Gregory Duveiller
Gregory Duveiller holds a PhD in agronomical science and biological engineering from the Université catholique of Louvain (UCLouvain), Belgium. After his PhD, he spent 10 years working at the European Commission Joint Research Centre (JRC), in Ispra, Italy. He has specialized in developing methods to combine different satellite remote sensing data streams to better monitor and understand land processes, including crop yield monitoring, land cover change and land-atmosphere interactions. Since 2021 he is a project group leader at the Max Planck Institute for Biogeochemistry in Jena, Germany. His main research aims at improving our understanding of the role of terrestrial ecosystems in the Earth System by using data-driven yet process-based thinking applied to satellite Earth Observation data. A key focus is on exploring the complexity and diversity of terrestrial ecosystems, and how their specific functional properties affect land-atmosphere interactions.

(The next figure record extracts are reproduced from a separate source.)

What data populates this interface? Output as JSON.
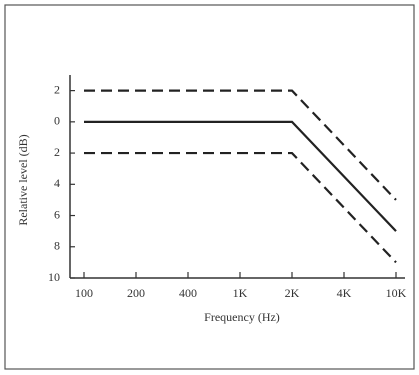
{
  "chart_data": {
    "type": "line",
    "x_label": "Frequency (Hz)",
    "y_label": "Relative level (dB)",
    "categories": [
      "100",
      "200",
      "400",
      "1K",
      "2K",
      "4K",
      "10K"
    ],
    "series": [
      {
        "color": "#222",
        "style": "dashed",
        "values": [
          2,
          2,
          2,
          2,
          2,
          -1.5,
          -5
        ]
      },
      {
        "color": "#222",
        "style": "solid",
        "values": [
          0,
          0,
          0,
          0,
          0,
          -3.5,
          -7
        ]
      },
      {
        "color": "#222",
        "style": "dashed",
        "values": [
          -2,
          -2,
          -2,
          -2,
          -2,
          -5.5,
          -9
        ]
      }
    ],
    "ylim": [
      -10,
      3
    ],
    "yticks": [
      2,
      0,
      {
        "value": -2,
        "label": "2"
      },
      {
        "value": -4,
        "label": "4"
      },
      {
        "value": -6,
        "label": "6"
      },
      {
        "value": -8,
        "label": "8"
      },
      {
        "value": -10,
        "label": "10"
      }
    ]
  }
}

Topics explored under this umbrella include: (i) improving estimations of carbon, water and energy fluxes; (ii) studying the role of biodiversity (specifically functional diversity) to improve ecosystem resilience; (iii) exploring the biophysical effects of land use and land management on climate.
Sessions
The Planetary Health Index (PHI) framework has been proposed as an innovative tool to summarize and analyze complex data about the state of the planet. The idea is to create an index composed of three separate interpretable axes, each representing one of the domain "spheres" of interest (atmosphere, biosphere and socio-economy). The resulting framework allows one to identify how one sphere affects another for a given region during a given time frame. The statistical method behind is a 3-way canonical correlation analysis (CCA). A first global prototype was demonstrated at global level combining yearly world bank data and the Earth System Data Cube (ESDL) gridded at quarter degree spatial resolution. However, this spatio-temporal configuration may be too coarse to properly characterize the complexity of global interlinkages between atmosphere, biosphere and socio-economy. We have thus ported the PHI framework to a finer spatio-temporal resolution by testing it at European level, leveraging on the daily 5km data cube of input and outputs of FLUXCOM-X-BASE along with EUROSTAT socio-economic data. We will present first results exploring whether we can use this framework to answer questions pertaining to implications of nature degradation on price inflation.